Question 4 - Simple Linear Regression Model - Calculating the least squares regression line, correlation coefficient and coefficient of determination.

Interpreting the gradient and vertical intercept of the simple linear regression equation.

Interpreting the correlation coefficient and coefficient of determination. Are these values consistent with your scatter plot?

Dependent Variable: Price

Independent Variable: Age

The regression output is given below

 SUMMARY OUTPUT Regression Statistics Multiple R 0.88 R Square 0.78 Adjusted R Square 0.77 Standard Error 3316.00 Observations 115.00

 ANOVA df SS MS F Significance F Regression 1.00 4307212746.58 4307212746.58 391.71 0.00 Residual 113.00 1242534410.41 10995879.74 Total 114.00 5549747156.99 Coefficients Standard Error t Stat P-value Lower 95% Upper 95% Intercept 25292.72 554.91 45.58 0.00 24193.34 26392.11 Age -1390.91 70.28 -19.79 0.00 -1530.14 -1251.68

The regression equation is

Price = 25292.72 - 1390.91 * Age

Coefficient of Determination = 0.78

Dependent variable variation explained from the model = 78%

Unexplained variation = 22%

Here, we see that the model is good fit in predicting the price of used cars using Age as independent variable. Regarding the relationship between age and price of used cars, it is seen that the relationship is very strong and negative (correlation coefficient = - 0.9194, p - value = 0.000 < 0.05). This indicates that as the age of the car increases, then there is a significant drop in the price of the cars.

Question 5 - Multiple Linear Regression Model - Calculating the multiple regression equation, multiple correlation coefficient, and coefficient of multiple determination.

Interpreting the values of the multiple regression coefficients.

Interpreting the values of the multiple correlation coefficient and coefficient of multiple determination. Compare these values with the corresponding values for the simple linear regression model.

Dependent Variable: Price

Independent Variable: Age, Odometer (kms) and Transmission

The multiple regression output is given below

 SUMMARY OUTPUT Regression Statistics Multiple R 0.882 R Square 0.778 Adjusted R Square 0.772 Standard Error 3333.440 Observations 115.000

 ANOVA df SS MS F Significance F Regression 3.000 4316335014.541 1438778338.180 129.482 0.000 Residual 111.000 1233412142.451 11111821.103 Total 114.000 5549747156.991 Coefficients Standard Error t Stat P-value Lower 95% Upper 95% Intercept 24702.362 858.535 28.773 0.000 23001.117 26403.608 Age -1362.512 141.809 -9.608 0.000 -1643.517 -1081.507 Odometer (kms) 0.000 0.008 -0.009 0.993 -0.015 0.015 Transmission 639.346 705.687 0.906 0.367 -759.019 2037.712

The regression equation is

Price = 24702.36 - 1362.51 * Age - 0.0001 * Odometer + 639.35 * Transmission

The coefficient of determination is 0.778, indicating that 77.8% of the variation in price is explained by the regression model and the remaining 22.2% left unexplained.

On comparing the simple linear regression and multiple linear regression models, we see that there is no much difference in the coefficient of determination between these two models.

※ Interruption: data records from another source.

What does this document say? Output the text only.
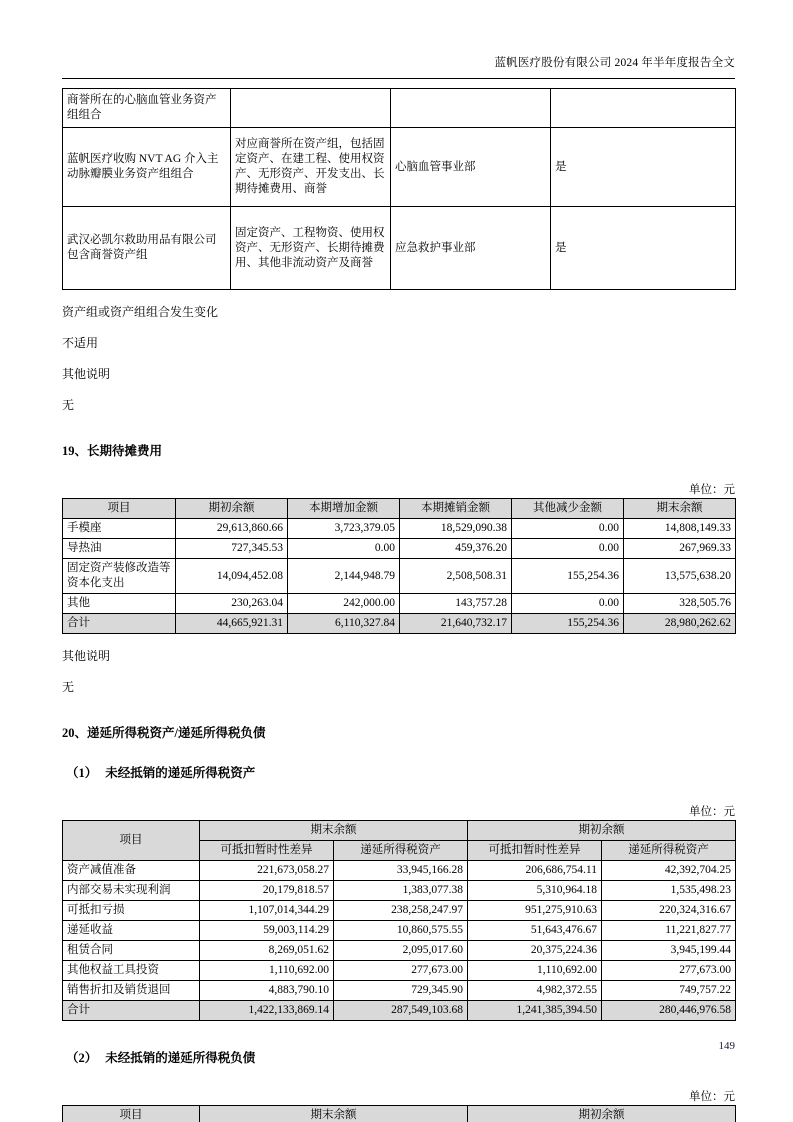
蓝帆医疗股份有限公司 2024 年半年度报告全文
商誉所在的心脑血管业务资产组组合			
蓝帆医疗收购 NVT AG 介入主动脉瓣膜业务资产组组合	对应商誉所在资产组，包括固定资产、在建工程、使用权资产、无形资产、开发支出、长期待摊费用、商誉	心脑血管事业部	是
武汉必凯尔救助用品有限公司包含商誉资产组	固定资产、工程物资、使用权资产、无形资产、长期待摊费用、其他非流动资产及商誉	应急救护事业部	是

资产组或资产组组合发生变化

不适用

其他说明

无

19、长期待摊费用

单位：元
项目	期初余额	本期增加金额	本期摊销金额	其他减少金额	期末余额
手模座	29,613,860.66	3,723,379.05	18,529,090.38	0.00	14,808,149.33
导热油	727,345.53	0.00	459,376.20	0.00	267,969.33
固定资产装修改造等资本化支出	14,094,452.08	2,144,948.79	2,508,508.31	155,254.36	13,575,638.20
其他	230,263.04	242,000.00	143,757.28	0.00	328,505.76
合计	44,665,921.31	6,110,327.84	21,640,732.17	155,254.36	28,980,262.62

其他说明

无

20、递延所得税资产/递延所得税负债

（1） 未经抵销的递延所得税资产

单位：元
项目	期末余额		期初余额	
	可抵扣暂时性差异	递延所得税资产	可抵扣暂时性差异	递延所得税资产
资产减值准备	221,673,058.27	33,945,166.28	206,686,754.11	42,392,704.25
内部交易未实现利润	20,179,818.57	1,383,077.38	5,310,964.18	1,535,498.23
可抵扣亏损	1,107,014,344.29	238,258,247.97	951,275,910.63	220,324,316.67
递延收益	59,003,114.29	10,860,575.55	51,643,476.67	11,221,827.77
租赁合同	8,269,051.62	2,095,017.60	20,375,224.36	3,945,199.44
其他权益工具投资	1,110,692.00	277,673.00	1,110,692.00	277,673.00
销售折扣及销货退回	4,883,790.10	729,345.90	4,982,372.55	749,757.22
合计	1,422,133,869.14	287,549,103.68	1,241,385,394.50	280,446,976.58

（2） 未经抵销的递延所得税负债

单位：元
项目	期末余额	期初余额
149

Thus, we can conclude that the simple linear regression model is the best as it explains more variation of price with single independent variable when compared to that of multiple linear regression models.

The t test for significance of slope was used to test whether the independent variable is a significant predictor of dependent variable price. From the above regression output, we see that

1. Age is a significant predictor of price of used cars (t test statistic = - 9.61, p - value < 0.05).

2. Odometer is insignificant predictor of price of used cars (t test statistic = -0.009, p - value 0.993 > 0.05).

3. Transmission - Automatic is insignificant predictor of price of used cars (t test statistic = 0.906, p - value 0.367 > 0.05).